Building Trust in Mental Health Chatbots: Safety Metrics and LLM-Based Evaluation Tools

Jung In Park,Mahyar Abbasian,Iman Azimi,Dawn T. Bounds,Angela Jun,Jaesu Han,Robert M. McCarron,Jessica Borelli,Parmida Safavi,Sanaz Mirbaha,Jia Li,Mona Mahmoudi,Carmen Wiedenhoeft,Amir M. Rahmani

Objective: This study aims to develop and validate an evaluation framework to ensure the safety and reliability of mental health chatbots, which are increasingly popular due to their accessibility, human-like interactions, and context-aware support. Materials and Methods: We created an evaluation framework with 100 benchmark questions and ideal responses, and five guideline questions for chatbot responses. This framework, validated by mental health experts, was tested on a GPT-3.5-turbo-based chatbot. Automated evaluation methods explored included large language model (LLM)-based scoring, an agentic approach using real-time data, and embedding models to compare chatbot responses against ground truth standards. Results: The results highlight the importance of guidelines and ground truth for improving LLM evaluation accuracy. The agentic method, dynamically accessing reliable information, demonstrated the best alignment with human assessments. Adherence to a standardized, expert-validated framework significantly enhanced chatbot response safety and reliability.

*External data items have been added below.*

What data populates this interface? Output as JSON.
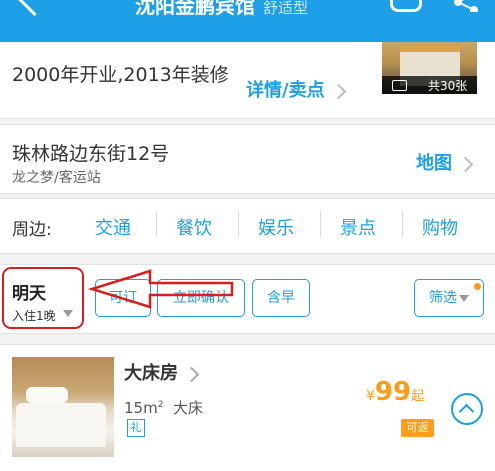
{
  "header": {
    "title": "沈阳金鹏宾馆",
    "subtitle": "舒适型"
  },
  "hotel": {
    "opened": "2000年开业,2013年装修",
    "details_link": "详情/卖点",
    "photo_count": "共30张",
    "address": "珠林路边东街12号",
    "nearby_place": "龙之梦/客运站",
    "map_link": "地图"
  },
  "surroundings": {
    "label": "周边:",
    "items": [
      "交通",
      "餐饮",
      "娱乐",
      "景点",
      "购物"
    ]
  },
  "filters": {
    "date_main": "明天",
    "date_sub": "入住1晚",
    "bookable": "可订",
    "instant_confirm": "立即确认",
    "breakfast": "含早",
    "filter": "筛选"
  },
  "room": {
    "name": "大床房",
    "size": "15m",
    "size_unit_sup": "2",
    "bed": "大床",
    "gift_badge": "礼",
    "currency": "¥",
    "price": "99",
    "price_suffix": "起",
    "refund_badge": "可返"
  },
  "colors": {
    "accent": "#1da0e8",
    "price": "#ff9c1a",
    "annotation": "#d81e1e"
  }
}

Discussion: Our findings emphasize the need for comprehensive, expert-tailored safety evaluation metrics for mental health chatbots. While LLMs have significant potential, careful implementation is necessary to mitigate risks. The superior performance of the agentic approach underscores the importance of real-time data access in enhancing chatbot reliability. Conclusion: The study validated an evaluation framework for mental health chatbots, proving its effectiveness in improving safety and reliability. Future work should extend evaluations to accuracy, bias, empathy, and privacy to ensure holistic assessment and responsible integration into healthcare. Standardized evaluations will build trust among users and professionals, facilitating broader adoption and improved mental health support through technology.

翻译：目的：本研究旨在开发并验证一个评估框架，以确保心理健康聊天机器人的安全性与可靠性。这类聊天机器人因其可及性、类人交互和情境感知支持而日益普及。材料与方法：我们创建了一个包含100个基准问题及理想答案、以及五个用于指导聊天机器人回答的准则问题的评估框架。该框架经心理健康专家验证，并在一个基于GPT-3.5-turbo的聊天机器人上进行了测试。探索的自动化评估方法包括基于大语言模型（LLM）的评分、利用实时数据的智能体方法，以及通过嵌入模型将聊天机器人回答与真实标准进行比对。结果：结果表明，准则和真实标准对于提高LLM评估准确性至关重要。能够动态获取可靠信息的智能体方法，显示出与人工评估最佳的一致性。遵循一个经过专家验证的标准化框架，显著提升了聊天机器人回答的安全性与可靠性。讨论：我们的发现强调，需要为心理健康聊天机器人制定全面、由专家定制的安全评估指标。尽管大语言模型潜力巨大，但仍需谨慎实施以降低风险。智能体方法的优越性能凸显了实时数据访问对于提升聊天机器人可靠性的重要性。结论：本研究验证了一个针对心理健康聊天机器人的评估框架，证明了其在提升安全性与可靠性方面的有效性。未来的工作应将评估范围扩展至准确性、偏见、共情和隐私等方面，以确保全面评估并负责任地将其整合到医疗保健中。标准化评估将有助于在用户和专业人士间建立信任，从而推动更广泛的应用，并通过技术改善心理健康支持。